Euskadi ha alcanzado en 2025 un nuevo récord histórico de envejecimiento, con un índice que llega al 183,8%, es decir, casi 184 personas mayores de 64 años por cada 100 menores de 16. Se trata del mayor aumento registrado desde 1996, con un crecimiento de 7,7 puntos respecto a 2024 (176,2%), y sitúa al País Vasco como la quinta región más envejecida de España, por delante del promedio nacional del 148%, según un informe de Adecco.
Bizkaia lidera el envejecimiento en Euskadi
Por provincias, Bizkaia encabeza el ranking vasco con un índice del 196,2%, seguida de Gipuzkoa (177,3%) y Álava (159,9%). Este envejecimiento acelerado plantea desafíos importantes para la sociedad y el mercado laboral, donde la fuerza laboral cada vez es más sénior y la empleabilidad de mayores de 45 años sigue limitada.
El desafío del edadismo laboral
Según Francisco Mesonero, director general de la Fundación Adecco, “el índice de envejecimiento no deja de crecer y esta realidad demográfica coloca a nuestro país ante un desafío estructural que no admite más demoras; el edadismo laboral es un profundo contrasentido. Nuestro mercado no puede permitirse prescindir de la experiencia y capacidad productiva de los profesionales mayores de 45 años”. Actualmente, el paro de larga duración afecta al 34% de las personas desempleadas, y hasta el 48,5% en el caso de los mayores de 45 años, aumentando progresivamente con la edad.
Apuesta por el talento sénior y nuevas soluciones
El informe de la Fundación Adecco subraya la importancia de impulsar la incorporación y permanencia del talento sénior para compensar la falta de relevo generacional y la escasez de profesionales cualificados. Además, plantea complementar estas medidas con la activación de personas inactivas, políticas migratorias orientadas al empleo y la inteligencia artificial como palanca para liberar horas de trabajo y aumentar la productividad.

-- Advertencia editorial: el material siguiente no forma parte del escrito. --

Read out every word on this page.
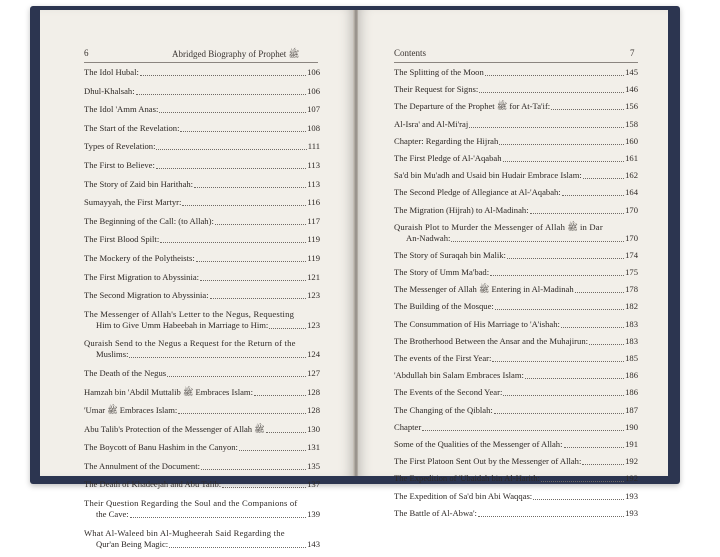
6	Abridged Biography of Prophet ﷺ
The Idol Hubal:	106
Dhul-Khalsah:	106
The Idol 'Amm Anas:	107
The Start of the Revelation:	108
Types of Revelation:	111
The First to Believe:	113
The Story of Zaid bin Harithah:	113
Sumayyah, the First Martyr:	116
The Beginning of the Call: (to Allah):	117
The First Blood Spilt:	119
The Mockery of the Polytheists:	119
The First Migration to Abyssinia:	121
The Second Migration to Abyssinia:	123
The Messenger of Allah's Letter to the Negus, Requesting
Him to Give Umm Habeebah in Marriage to Him:	123
Quraish Send to the Negus a Request for the Return of the
Muslims:	124
The Death of the Negus	127
Hamzah bin 'Abdil Muttalib ﷺ Embraces Islam:	128
'Umar ﷺ Embraces Islam:	128
Abu Talib's Protection of the Messenger of Allah ﷺ	130
The Boycott of Banu Hashim in the Canyon:	131
The Annulment of the Document:	135
The Death of Khadeejah and Abu Talib:	137
Their Question Regarding the Soul and the Companions of
the Cave:	139
What Al-Waleed bin Al-Mugheerah Said Regarding the
Qur'an Being Magic:	143
Contents	7
The Splitting of the Moon	145
Their Request for Signs:	146
The Departure of the Prophet ﷺ for At-Ta'if:	156
Al-Isra' and Al-Mi'raj	158
Chapter: Regarding the Hijrah	160
The First Pledge of Al-'Aqabah	161
Sa'd bin Mu'adh and Usaid bin Hudair Embrace Islam:	162
The Second Pledge of Allegiance at Al-'Aqabah:	164
The Migration (Hijrah) to Al-Madinah:	170
Quraish Plot to Murder the Messenger of Allah ﷺ in Dar
An-Nadwah:	170
The Story of Suraqah bin Malik:	174
The Story of Umm Ma'bad:	175
The Messenger of Allah ﷺ Entering in Al-Madinah	178
The Building of the Mosque:	182
The Consummation of His Marriage to 'A'ishah:	183
The Brotherhood Between the Ansar and the Muhajirun:	183
The events of the First Year:	185
'Abdullah bin Salam Embraces Islam:	186
The Events of the Second Year:	186
The Changing of the Qiblah:	187
Chapter	190
Some of the Qualities of the Messenger of Allah:	191
The First Platoon Sent Out by the Messenger of Allah:	192
The Expedition of 'Ubaidah bin Al-Harith:	192
The Expedition of Sa'd bin Abi Waqqas:	193
The Battle of Al-Abwa':	193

Una cuestión de futuro para Euskadi y España
El envejecimiento demográfico es un fenómeno que afecta a toda España, pero Euskadi supera con claridad la media nacional, lo que obliga a repensar el mercado laboral y la estrategia económica de la región. La inclusión de profesionales mayores, la flexibilidad laboral y la innovación tecnológica se presentan como claves para garantizar la resiliencia del tejido productivo a medio y largo plazo.